We next examined the ability of PT70 to penetrate the blood brain barrier (BBB). Images were acquired for 90 min following i.v. administration of radiolabeled drug (Figure 5) and TACs were generated after drawing the ROIs manually (Figure 6). Figures 5 and 6 include data for [¹¹C]PT119, the cyano analog of PT70 (Scheme 1), as well as isoniazid (INH) labeled with carbon-11. The results indicate that both PT119 and PT70 are able to penetrate the brain. Qualitatively, the data also suggest that PT119 has a higher propensity to cross the BBB than PT70, however, further studies are required to fully quantitate the differences in brain levels between the compounds.
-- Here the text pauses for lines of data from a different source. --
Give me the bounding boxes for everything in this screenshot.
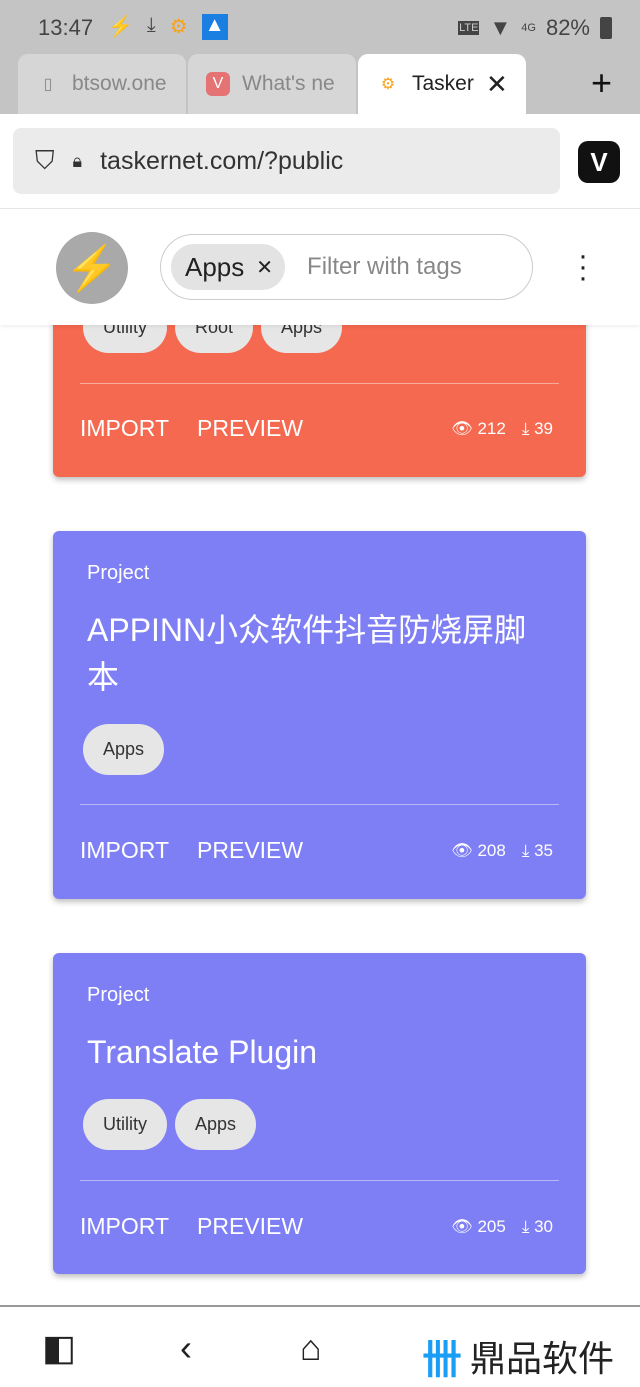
- eye-icon: 👁︎: [451, 418, 473, 438]
- card-type: Project: [87, 562, 150, 584]
- volte-icon: LTE: [458, 21, 480, 35]
- filter-chip-apps: Apps ✕: [171, 244, 286, 290]
- home-icon[interactable]: ⌂: [300, 1327, 322, 1369]
- tab-whats-new[interactable]: V What's ne: [188, 54, 356, 114]
- project-card: Project Translate Plugin Utility Apps IMP…: [53, 953, 586, 1274]
- bottom-toolbar: ◧ ‹ ⌂ 卌鼎品软件: [0, 1305, 640, 1387]
- status-bar: 13:47 ⚡ ⤓ ⚙ ▲ LTE ▼ 4G 82%: [0, 0, 640, 54]
- vivaldi-icon: V: [206, 72, 230, 96]
- card-title[interactable]: APPINN小众软件抖音防烧屏脚本: [87, 607, 547, 701]
- preview-button[interactable]: PREVIEW: [197, 415, 303, 442]
- tag[interactable]: Apps: [175, 1099, 257, 1150]
- view-count: 208: [477, 840, 506, 860]
- wifi-icon: ▼: [489, 15, 512, 40]
- tasker-icon: ⚙: [380, 76, 396, 93]
- download-icon: ⤓: [146, 14, 156, 36]
- preview-button[interactable]: PREVIEW: [197, 837, 303, 864]
- tag-filter[interactable]: Apps ✕ Filter with tags: [160, 234, 533, 300]
- battery-level: 82%: [545, 15, 590, 40]
- page-icon: ▯: [43, 76, 53, 93]
- tag[interactable]: Apps: [83, 724, 165, 775]
- download-count: 35: [534, 840, 553, 860]
- signal-icon: 4G: [521, 22, 536, 34]
- lock-icon: 🔒︎: [72, 150, 83, 171]
- close-tab-icon[interactable]: ✕: [486, 69, 508, 100]
- project-card: Project APPINN小众软件抖音防烧屏脚本 Apps IMPORT PRE…: [53, 531, 586, 899]
- divider: [80, 804, 559, 805]
- flash-icon: ⚡: [108, 16, 133, 38]
- filter-input[interactable]: Filter with tags: [307, 253, 462, 281]
- divider: [80, 1180, 559, 1181]
- download-icon: ⤓: [521, 418, 530, 438]
- shield-icon[interactable]: ⛉: [35, 145, 55, 177]
- card-type: Project: [87, 984, 150, 1006]
- site-header: ⚡ Apps ✕ Filter with tags · · ·: [0, 210, 640, 325]
- tab-strip: ▯btsow.one VWhat's ne ⚙TaskerN✕ +: [0, 54, 640, 114]
- download-count: 30: [534, 1216, 553, 1236]
- clock: 13:47: [38, 15, 94, 40]
- tasker-logo[interactable]: ⚡: [56, 232, 128, 304]
- divider: [80, 383, 559, 384]
- card-title[interactable]: Translate Plugin: [87, 1029, 547, 1076]
- import-button[interactable]: IMPORT: [80, 1213, 169, 1240]
- app-icon: ▲: [201, 14, 228, 40]
- panel-toggle-icon[interactable]: ◧: [42, 1327, 76, 1369]
- eye-icon: 👁︎: [451, 840, 473, 860]
- import-button[interactable]: IMPORT: [80, 415, 169, 442]
- address-bar: ⛉ 🔒︎ taskernet.com/?public V: [0, 114, 640, 209]
- vivaldi-menu-button[interactable]: V: [578, 141, 620, 183]
- more-menu-icon[interactable]: · · ·: [578, 241, 588, 293]
- url-field[interactable]: ⛉ 🔒︎ taskernet.com/?public: [13, 128, 560, 194]
- eye-icon: 👁︎: [451, 1216, 473, 1236]
- tab-btsow[interactable]: ▯ btsow.one: [18, 54, 186, 114]
- watermark: 卌鼎品软件: [422, 1327, 614, 1385]
- import-button[interactable]: IMPORT: [80, 837, 169, 864]
- preview-button[interactable]: PREVIEW: [197, 1213, 303, 1240]
- download-icon: ⤓: [521, 1216, 530, 1236]
- remove-chip-icon[interactable]: ✕: [256, 255, 273, 280]
- download-icon: ⤓: [521, 840, 530, 860]
- watermark-logo-icon: 卌: [421, 1338, 462, 1382]
- back-icon[interactable]: ‹: [180, 1327, 192, 1369]
- download-count: 39: [534, 418, 553, 438]
- tag[interactable]: Utility: [83, 1099, 167, 1150]
- tasker-icon: ⚙: [169, 16, 188, 38]
- tab-taskernet[interactable]: ⚙TaskerN✕: [358, 54, 526, 114]
- battery-icon: [600, 17, 612, 39]
- view-count: 205: [477, 1216, 506, 1236]
- new-tab-button[interactable]: +: [591, 62, 612, 104]
- view-count: 212: [477, 418, 506, 438]
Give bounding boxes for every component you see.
Figure 5. PET images for brain uptake of [¹¹C]PT70, [¹¹C]PT119 and [¹¹C]INH.

Dose corrected coronal images summed over 15–90 min. The relative concentration of radiotracer is shown using the NIH color scale. Data for INH are taken from Liu et al.¹

Figure 6. Time-activity curves of [ C]PT70, [ C]PT119 and [¹¹C]INH in the baboon brain.

Data for INH are taken from Liu et al.¹

In summary, PT70, a time-dependent InhA inhibitor, has been labeled with the positron emitting isotope carbon-11. [¹¹C]PT70 was synthesized using a one-step modified Stille reaction, and then purified and formulated within 1 h, with over 98% radiochemical purity. The biodistribution and PK of PT70 was then determined in mice and baboons. The data indicate that PT70 rapidly distributes to the major organs in both mice and baboons shedding light on the correlation between drug concentration and efficacy, and providing a platform for the rational design of novel antibacterial agents.